Where previous studies assumed that utilities would be able to control when consumers charge occurs, Muratori points out that this might not be the case. A lack of coordination, or a lack of other flexible supplies such as V2G, could therefore begin to affect overall grid reliability as the proportion of EVs rises.
It also presents a powerful argument for more managed “smart charging” in which energy management systems are able to control and vary the supply of power to and from the grid.

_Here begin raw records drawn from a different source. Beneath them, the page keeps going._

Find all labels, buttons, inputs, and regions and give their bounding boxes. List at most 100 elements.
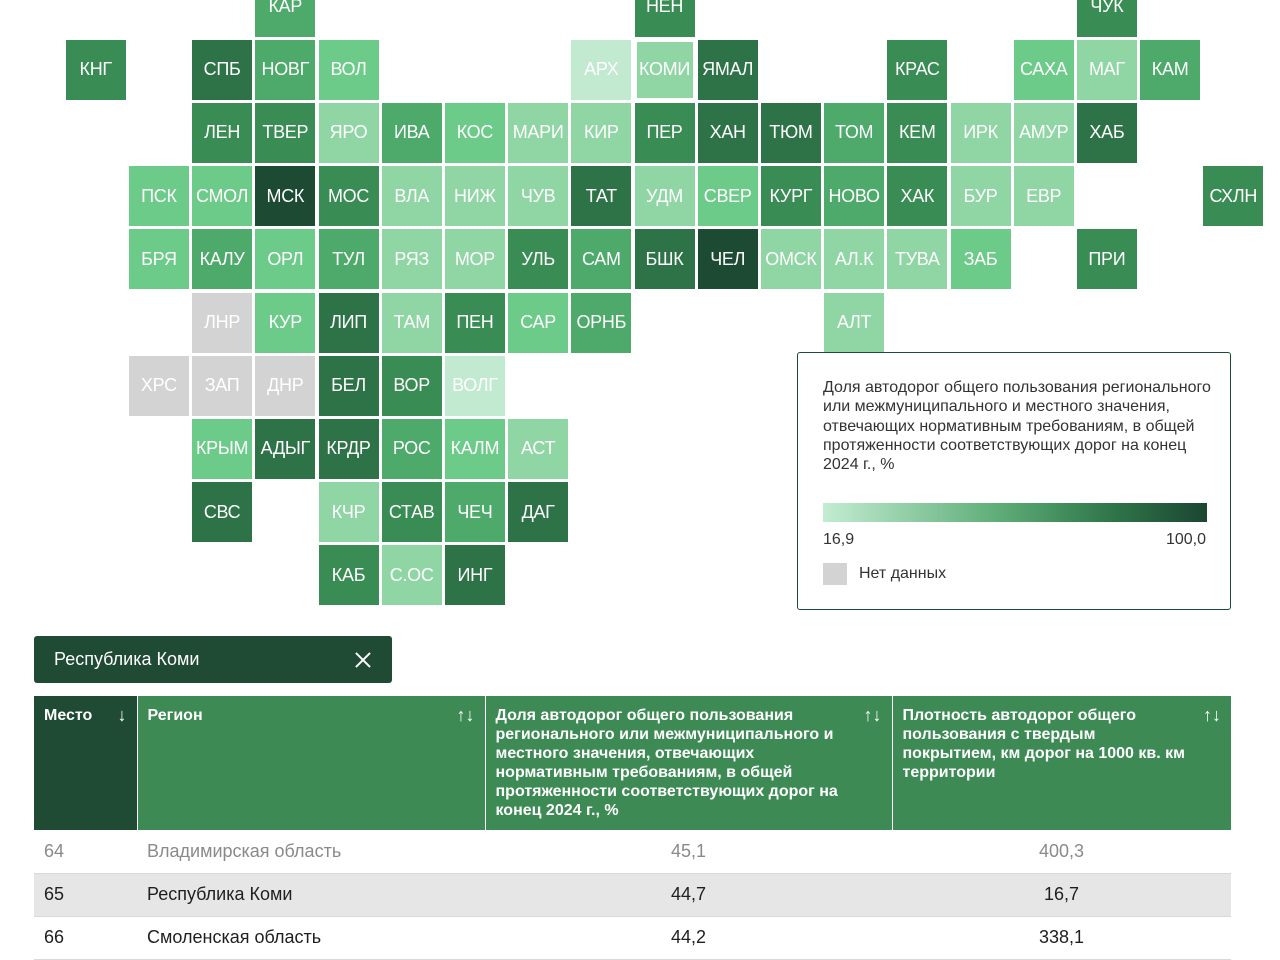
- region-tile[interactable]: АСТ: [508, 418, 569, 479]
- sort-icon[interactable]: ↑↓: [456, 705, 475, 725]
- region-tile[interactable]: СМОЛ: [192, 166, 253, 227]
- region-tile[interactable]: ДАГ: [508, 482, 569, 543]
- column-header-region[interactable]: Регион ↑↓: [136, 696, 485, 830]
- region-tile[interactable]: НОВГ: [255, 39, 316, 100]
- region-tile[interactable]: САХА: [1013, 39, 1074, 100]
- close-icon[interactable]: [354, 651, 372, 669]
- region-tile[interactable]: ЯРО: [318, 102, 379, 163]
- region-tile[interactable]: ИВА: [381, 102, 442, 163]
- region-tile[interactable]: КАМ: [1140, 39, 1201, 100]
- region-tile[interactable]: КУРГ: [760, 166, 821, 227]
- region-tile[interactable]: ОРЛ: [255, 229, 316, 290]
- region-tile[interactable]: БРЯ: [128, 229, 189, 290]
- table-row[interactable]: 64 Владимирская область 45,1 400,3: [34, 830, 1231, 874]
- region-tile[interactable]: ЕВР: [1013, 166, 1074, 227]
- region-tile[interactable]: СПБ: [192, 39, 253, 100]
- region-tile[interactable]: КЕМ: [887, 102, 948, 163]
- region-tile[interactable]: ВЛА: [381, 166, 442, 227]
- region-tile[interactable]: ИНГ: [444, 545, 505, 606]
- region-tile[interactable]: НИЖ: [444, 166, 505, 227]
- region-tile[interactable]: ДНР: [255, 355, 316, 416]
- column-header-density[interactable]: Плотность автодорог общего пользования с…: [891, 696, 1231, 830]
- region-tile[interactable]: С.ОС: [381, 545, 442, 606]
- region-tile[interactable]: ХАБ: [1076, 102, 1137, 163]
- region-tile[interactable]: НОВО: [824, 166, 885, 227]
- region-tile[interactable]: ЛЕН: [192, 102, 253, 163]
- region-tile[interactable]: МОР: [444, 229, 505, 290]
- region-tile[interactable]: КАР: [255, 0, 316, 37]
- region-tile[interactable]: МОС: [318, 166, 379, 227]
- region-tile[interactable]: УЛЬ: [508, 229, 569, 290]
- region-tile[interactable]: АРХ: [571, 39, 632, 100]
- region-tile[interactable]: БУР: [950, 166, 1011, 227]
- region-tile[interactable]: РЯЗ: [381, 229, 442, 290]
- region-tile[interactable]: БШК: [634, 229, 695, 290]
- region-tile[interactable]: ЗАП: [192, 355, 253, 416]
- selected-region-chip[interactable]: Республика Коми: [34, 636, 392, 683]
- region-tile[interactable]: СВС: [192, 482, 253, 543]
- region-tile[interactable]: КНГ: [65, 39, 126, 100]
- region-tile[interactable]: СХЛН: [1203, 166, 1264, 227]
- region-tile[interactable]: КЧР: [318, 482, 379, 543]
- region-tile[interactable]: ПРИ: [1076, 229, 1137, 290]
- region-tile[interactable]: ОРНБ: [571, 292, 632, 353]
- sort-icon[interactable]: ↑↓: [863, 705, 882, 725]
- region-tile[interactable]: ЧУК: [1076, 0, 1137, 37]
- region-tile[interactable]: ЧЕЧ: [444, 482, 505, 543]
- sort-icon[interactable]: ↑↓: [1203, 705, 1221, 725]
- region-tile[interactable]: КОС: [444, 102, 505, 163]
- region-tile[interactable]: МАРИ: [508, 102, 569, 163]
- region-tile[interactable]: ХАН: [697, 102, 758, 163]
- region-tile[interactable]: ЛНР: [192, 292, 253, 353]
- region-tile[interactable]: КРАС: [887, 39, 948, 100]
- region-tile[interactable]: КАЛМ: [444, 418, 505, 479]
- region-tile[interactable]: ТОМ: [824, 102, 885, 163]
- region-tile[interactable]: НЕН: [634, 0, 695, 37]
- region-tile[interactable]: СВЕР: [697, 166, 758, 227]
- region-tile[interactable]: МСК: [255, 166, 316, 227]
- table-row[interactable]: 66 Смоленская область 44,2 338,1: [34, 916, 1231, 960]
- region-tile[interactable]: ПЕР: [634, 102, 695, 163]
- region-tile[interactable]: АМУР: [1013, 102, 1074, 163]
- region-tile[interactable]: РОС: [381, 418, 442, 479]
- region-tile[interactable]: САМ: [571, 229, 632, 290]
- region-tile[interactable]: ОМСК: [760, 229, 821, 290]
- region-tile[interactable]: ТАМ: [381, 292, 442, 353]
- region-tile[interactable]: ВОЛ: [318, 39, 379, 100]
- region-tile[interactable]: АЛ.К: [824, 229, 885, 290]
- region-tile[interactable]: КРЫМ: [192, 418, 253, 479]
- region-tile[interactable]: ТУВА: [887, 229, 948, 290]
- region-tile[interactable]: СТАВ: [381, 482, 442, 543]
- region-tile[interactable]: ЯМАЛ: [697, 39, 758, 100]
- region-tile[interactable]: УДМ: [634, 166, 695, 227]
- region-tile[interactable]: КОМИ: [634, 39, 695, 100]
- sort-desc-icon[interactable]: ↓: [117, 705, 127, 725]
- region-tile[interactable]: ПСК: [128, 166, 189, 227]
- region-tile[interactable]: КРДР: [318, 418, 379, 479]
- region-tile[interactable]: ТЮМ: [760, 102, 821, 163]
- region-tile[interactable]: ИРК: [950, 102, 1011, 163]
- region-tile[interactable]: БЕЛ: [318, 355, 379, 416]
- region-tile[interactable]: САР: [508, 292, 569, 353]
- region-tile[interactable]: ХАК: [887, 166, 948, 227]
- region-tile[interactable]: КАЛУ: [192, 229, 253, 290]
- region-tile[interactable]: ВОЛГ: [444, 355, 505, 416]
- region-tile[interactable]: АДЫГ: [255, 418, 316, 479]
- column-header-share[interactable]: Доля автодорог общего пользования регион…: [484, 696, 892, 830]
- region-tile[interactable]: ПЕН: [444, 292, 505, 353]
- region-tile[interactable]: КУР: [255, 292, 316, 353]
- region-tile[interactable]: ТАТ: [571, 166, 632, 227]
- column-header-place[interactable]: Место ↓: [34, 696, 137, 830]
- region-tile[interactable]: АЛТ: [824, 292, 885, 353]
- region-tile[interactable]: ХРС: [128, 355, 189, 416]
- region-tile[interactable]: ЗАБ: [950, 229, 1011, 290]
- region-tile[interactable]: ЧУВ: [508, 166, 569, 227]
- region-tile[interactable]: КИР: [571, 102, 632, 163]
- region-tile[interactable]: ТУЛ: [318, 229, 379, 290]
- region-tile[interactable]: КАБ: [318, 545, 379, 606]
- region-tile[interactable]: ВОР: [381, 355, 442, 416]
- region-tile[interactable]: МАГ: [1076, 39, 1137, 100]
- table-row[interactable]: 65 Республика Коми 44,7 16,7: [34, 873, 1231, 917]
- region-tile[interactable]: ЧЕЛ: [697, 229, 758, 290]
- region-tile[interactable]: ЛИП: [318, 292, 379, 353]
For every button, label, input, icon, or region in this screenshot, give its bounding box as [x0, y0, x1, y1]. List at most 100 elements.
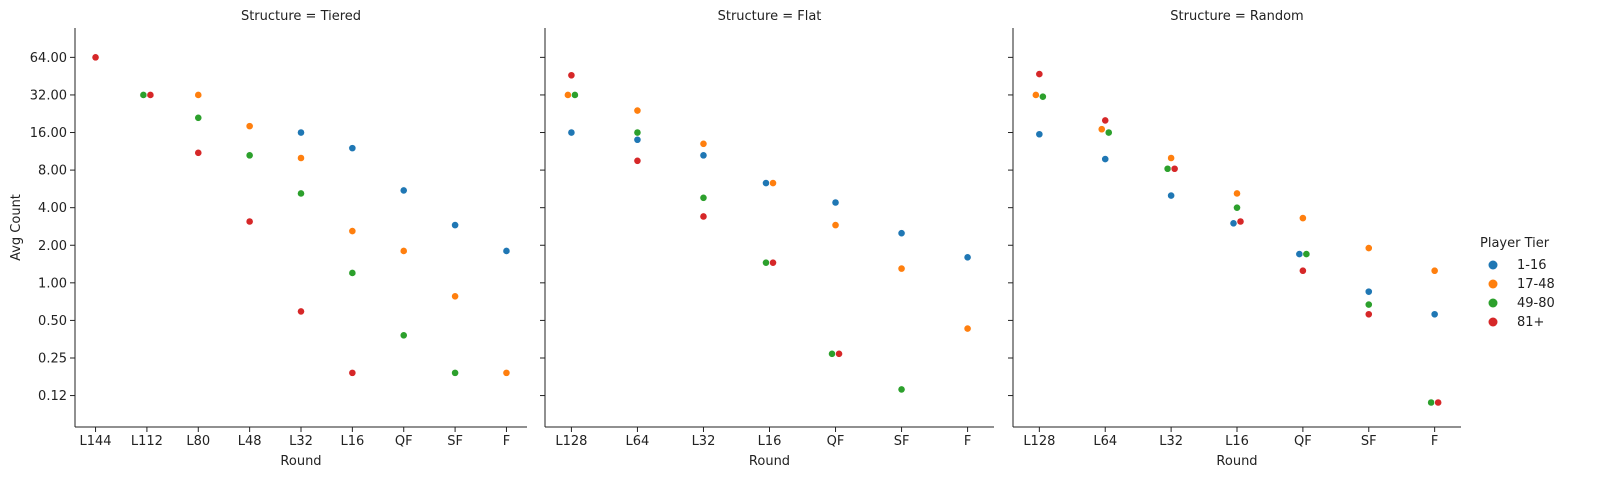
- y-tick-label-0: 64.00: [30, 51, 67, 66]
- x-tick-label-0-3: L48: [238, 434, 262, 449]
- y-tick-label-4: 4.00: [38, 201, 67, 216]
- x-tick-label-1-6: F: [964, 434, 971, 449]
- data-point-2-l16-81plus: [1236, 217, 1245, 226]
- data-point-2-l128-49-80: [1038, 92, 1047, 101]
- data-point-1-l16-17-48: [769, 179, 777, 187]
- panel-title-1: Structure = Flat: [718, 9, 822, 24]
- data-point-1-l128-17-48: [564, 91, 572, 99]
- data-point-2-qf-49-80: [1302, 250, 1311, 258]
- data-point-1-qf-17-48: [831, 221, 840, 230]
- data-point-2-l128-17-48: [1031, 91, 1040, 99]
- data-point-1-qf-1-16: [831, 198, 840, 207]
- data-point-0-qf-1-16: [399, 186, 408, 195]
- data-point-1-l128-49-80: [571, 91, 579, 99]
- data-point-1-sf-49-80: [897, 385, 906, 394]
- y-tick-label-7: 0.50: [38, 314, 67, 329]
- data-point-1-l64-49-80: [633, 128, 642, 137]
- x-tick-label-1-2: L32: [692, 434, 716, 449]
- data-point-0-l48-17-48: [245, 122, 254, 131]
- x-tick-label-0-0: L144: [80, 434, 112, 449]
- data-point-2-l64-49-80: [1104, 128, 1113, 137]
- data-point-1-l16-81plus: [769, 258, 777, 267]
- x-axis-title-1: Round: [749, 454, 790, 469]
- data-point-1-l64-17-48: [633, 106, 642, 115]
- x-tick-label-1-5: SF: [894, 434, 910, 449]
- x-tick-label-2-6: F: [1431, 434, 1438, 449]
- data-point-2-l16-1-16: [1229, 219, 1238, 228]
- data-point-0-l144-81plus: [91, 53, 100, 62]
- data-point-1-qf-81plus: [835, 349, 843, 358]
- data-point-0-qf-49-80: [399, 331, 408, 340]
- data-point-0-l16-17-48: [348, 227, 357, 235]
- legend-title: Player Tier: [1480, 236, 1550, 251]
- data-point-0-l32-81plus: [297, 307, 305, 316]
- data-point-1-l64-81plus: [633, 156, 642, 165]
- x-tick-label-1-4: QF: [827, 434, 845, 449]
- data-point-0-f-17-48: [502, 368, 511, 377]
- data-point-2-l128-1-16: [1035, 130, 1044, 139]
- data-point-2-l16-17-48: [1233, 189, 1241, 198]
- data-point-2-l16-49-80: [1233, 203, 1241, 212]
- x-tick-label-2-1: L64: [1093, 434, 1117, 449]
- x-tick-label-1-1: L64: [626, 434, 650, 449]
- data-point-0-l48-49-80: [245, 151, 254, 160]
- data-point-0-sf-17-48: [451, 292, 459, 301]
- data-point-0-sf-1-16: [451, 221, 459, 230]
- data-point-1-f-1-16: [963, 253, 972, 262]
- x-tick-label-0-1: L112: [131, 434, 163, 449]
- y-tick-label-6: 1.00: [38, 276, 67, 291]
- legend-marker-81plus: [1488, 317, 1498, 327]
- data-point-1-sf-17-48: [897, 264, 906, 273]
- x-tick-label-1-0: L128: [555, 434, 587, 449]
- data-point-2-sf-49-80: [1364, 300, 1373, 309]
- data-point-1-l32-1-16: [699, 151, 708, 160]
- data-point-1-l128-81plus: [567, 71, 576, 80]
- x-tick-label-0-4: L32: [289, 434, 313, 449]
- data-point-0-l48-81plus: [245, 217, 254, 226]
- panel-title-0: Structure = Tiered: [241, 9, 361, 24]
- data-point-1-qf-49-80: [828, 349, 836, 358]
- data-point-2-f-49-80: [1427, 398, 1436, 407]
- data-point-0-l16-81plus: [348, 368, 357, 377]
- data-point-0-l32-49-80: [297, 189, 305, 198]
- data-point-0-l112-81plus: [146, 91, 155, 99]
- data-point-2-f-17-48: [1430, 266, 1439, 275]
- data-point-1-l16-1-16: [762, 179, 770, 187]
- data-point-2-f-1-16: [1430, 310, 1439, 319]
- legend-label-1-16: 1-16: [1517, 258, 1547, 273]
- data-point-0-l80-81plus: [194, 148, 203, 157]
- data-point-2-l128-81plus: [1035, 70, 1044, 78]
- data-point-1-l64-1-16: [633, 135, 642, 144]
- data-point-2-l32-1-16: [1167, 191, 1176, 200]
- data-point-0-l112-49-80: [139, 91, 148, 99]
- data-point-0-l16-1-16: [348, 144, 357, 153]
- legend-marker-1-16: [1488, 260, 1498, 270]
- data-point-1-sf-1-16: [897, 229, 906, 238]
- y-tick-label-2: 16.00: [30, 126, 67, 141]
- data-point-1-l128-1-16: [567, 128, 576, 137]
- data-point-0-f-1-16: [502, 247, 511, 255]
- y-tick-label-8: 0.25: [38, 351, 67, 366]
- legend-label-81plus: 81+: [1517, 315, 1544, 330]
- y-tick-label-9: 0.12: [38, 389, 67, 404]
- x-tick-label-0-7: SF: [447, 434, 463, 449]
- data-point-2-qf-17-48: [1298, 214, 1307, 223]
- data-point-1-l32-81plus: [699, 212, 708, 221]
- legend-label-17-48: 17-48: [1517, 277, 1555, 292]
- x-tick-label-1-3: L16: [758, 434, 782, 449]
- panel-title-2: Structure = Random: [1170, 9, 1303, 24]
- x-axis-title-0: Round: [280, 454, 321, 469]
- legend-marker-49-80: [1488, 298, 1498, 308]
- data-point-2-l64-1-16: [1101, 155, 1110, 163]
- data-point-0-l80-49-80: [194, 113, 203, 122]
- data-point-2-l32-81plus: [1170, 164, 1179, 173]
- x-axis-title-2: Round: [1216, 454, 1257, 469]
- x-tick-label-2-5: SF: [1361, 434, 1377, 449]
- x-tick-label-0-5: L16: [340, 434, 364, 449]
- x-tick-label-0-2: L80: [186, 434, 210, 449]
- y-axis-title: Avg Count: [9, 194, 24, 261]
- y-tick-label-1: 32.00: [30, 88, 67, 103]
- data-point-0-l80-17-48: [194, 91, 203, 99]
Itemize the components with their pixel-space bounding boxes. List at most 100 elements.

Muratori argues that this “might provide significant opportunities for grid operators to both limit the impact of PEVs on the electric power system and facilitate system operations (for example, enhanced demand flexibility will facilitate the integration of non-dispatchable renewable energy sources) while also allowing for cheaper vehicle charging.”
“Realizing the full benefits of vehicle electrification will necessitate a systems-level approach that treats vehicles, buildings, and the grid as an integrated network,” added NREL’s associate lab director for Mechanical and Thermal Engineering Sciences Johney Green Jr in a statement accompanying the paper’s release.
The issues posed by high-power home charging are also likely to diminish with the provision of adequate public fast-charging infrastructure too, but studies like this show that in as the energy system becomes more connected, discussions must be had now between all the parties involved – including government, utilities, grid network operators, charging providers and motorists groups – if EV uptake is to be a success.